Mère Ubu. — Tas d’Arabes, que vous faut-il ?
Père Ubu (se frappant le front). — Oh ! j’ai une idée. Je vais revenir tout à l’heure. (Il s’en va.)
Mère Ubu. — Meſſieurs, nous allons goûter du veau.
Capitaine Bordure. — Il eſt très bon, j’ai fini.
Mère Ubu. — Aux croupions, maintenant.
Capitaine Bordure. — Exquis, exquis ! Vive la Mère Ubu !
Tous. — Vive la Mère Ubu !
Père Ubu (rentrant). — Et vous allez bientôt crier vive le Père Ubu. (Il tient un balai innommable à la main et le lance sur le festin.)
Mère Ubu. — Miſérable, que fais-tu ?
Père Ubu. — Goûtez un peu. (Plusieurs goûtent et tombent empoisonnés.)
Père Ubu. — Mère Ubu, paſſe-moi les côtelettes de raſtron, que je ſerve.
Mère Ubu. — Les voici.
Père Ubu. — À la porte tout le monde ! Capitaine Bordure, j’ai à vous parler.
Les Autres. — Eh ! nous n’avons pas dîné !
Père Ubu. — Comment, vous n’avez pas dîné ! À la porte, tout le monde ! Reſtez, Bordure. (Personne ne bouge.)
Père Ubu. — Vous n’êtes pas partis ? De par ma chandelle verte, je vais vous aſſommer de côtes de raſtron. (Il commence à en jeter.)

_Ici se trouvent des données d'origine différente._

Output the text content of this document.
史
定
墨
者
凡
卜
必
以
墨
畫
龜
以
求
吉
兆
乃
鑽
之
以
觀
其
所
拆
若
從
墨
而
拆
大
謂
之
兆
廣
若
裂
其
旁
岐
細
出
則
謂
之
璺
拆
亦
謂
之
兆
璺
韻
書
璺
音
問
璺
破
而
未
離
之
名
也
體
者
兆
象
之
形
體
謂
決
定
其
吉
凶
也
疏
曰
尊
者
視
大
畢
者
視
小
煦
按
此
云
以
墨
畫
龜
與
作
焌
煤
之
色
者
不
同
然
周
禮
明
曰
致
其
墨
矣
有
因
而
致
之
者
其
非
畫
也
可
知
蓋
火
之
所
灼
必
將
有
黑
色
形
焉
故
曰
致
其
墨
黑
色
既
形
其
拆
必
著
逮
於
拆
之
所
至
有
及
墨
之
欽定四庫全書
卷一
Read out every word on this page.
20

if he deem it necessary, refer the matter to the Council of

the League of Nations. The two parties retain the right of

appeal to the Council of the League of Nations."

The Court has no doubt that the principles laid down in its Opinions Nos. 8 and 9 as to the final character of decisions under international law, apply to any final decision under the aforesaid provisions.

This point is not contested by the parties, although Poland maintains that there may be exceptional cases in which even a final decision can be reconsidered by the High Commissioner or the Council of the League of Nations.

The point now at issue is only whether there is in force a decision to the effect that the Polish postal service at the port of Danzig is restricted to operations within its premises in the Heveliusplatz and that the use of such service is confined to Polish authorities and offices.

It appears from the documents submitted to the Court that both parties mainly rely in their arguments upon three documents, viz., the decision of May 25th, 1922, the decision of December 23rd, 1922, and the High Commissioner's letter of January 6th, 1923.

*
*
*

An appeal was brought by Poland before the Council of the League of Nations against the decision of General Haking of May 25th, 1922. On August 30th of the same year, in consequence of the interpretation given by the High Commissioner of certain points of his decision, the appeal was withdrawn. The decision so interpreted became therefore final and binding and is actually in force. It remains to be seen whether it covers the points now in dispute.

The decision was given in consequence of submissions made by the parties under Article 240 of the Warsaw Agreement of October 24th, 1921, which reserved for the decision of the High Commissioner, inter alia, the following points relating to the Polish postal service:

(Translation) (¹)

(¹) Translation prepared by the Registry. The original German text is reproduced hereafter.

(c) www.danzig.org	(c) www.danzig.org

Tous. — Oh ! Aïe ! Au secours ! Défendons-nous ! malheur ! je ſuis mort !
Père Ubu. — Merdre, merdre, merdre. À la porte ! je fais mon effet.
Tous. — Sauve qui peut ! Miſérable Père Ubu ! traître et gueux voyou !
Père Ubu. — Ah ! les voilà partis. Je reſpire, mais j’ai fort mal dîné. Venez, Bordure.(Ils sortent avec la Mère Ubu.)
Scène IV
PÈRE UBU, MÈRE UBU, CAPITAINE BORDURE
Père Ubu. — Eh bien, capitaine, avez-vous bien dîné ?
Capitaine Bordure. — Fort bien, monſieur, ſauf la merdre.
Père Ubu. — Eh ! la merdre n’était pas mauvaiſe.
Mère Ubu. — Chacun ſon goût.
Père Ubu. — Capitaine Bordure, je ſuis décidé à vous faire duc de Lithuanie.
Capitaine Bordure. — Comment, je vous croyais fort gueux, Père Ubu.
Père Ubu. — Dans quelques jours, ſi vous voulez, je règne en Pologne.
Capitaine Bordure. — Vous allez tuer Venceſlas ?
Père Ubu. — Il n’eſt pas bête, ce bougre, il a deviné.
Capitaine Bordure. — S’il ſ’agit de tuer Venceſlas, j’en ſuis. Je ſuis ſon mortel ennemi et je réponds de mes hommes.
Père Ubu (se jetant sur lui pour l’embrasser). — Oh ! oh ! je vous aime beaucoup, Bordure.
Capitaine Bordure. — Eh ! vous empeſtez, Père Ubu. Vous ne vous lavez donc jamais ?
Père Ubu. — Rarement.
Mère Ubu. — Jamais !
Père Ubu. — Je vais te marcher ſur les pieds.
Mère Ubu. — Groſſe merdre !
Père Ubu. — Allez, Bordure, j’en ai fini avec vous. Mais par ma chandelle verte, je jure ſur la Mère Ubu de vous faire duc de Lithuanie.
Mère Ubu. — Mais…
Père Ubu. — Tais-toi, ma douce enfant.
(Ils sortent.)
Scène V
PÈRE UBU, MÈRE UBU, UN MESSAGER
Père Ubu. — Monſieur, que voulez-vous ? fichez le camp, vous me fatiguez.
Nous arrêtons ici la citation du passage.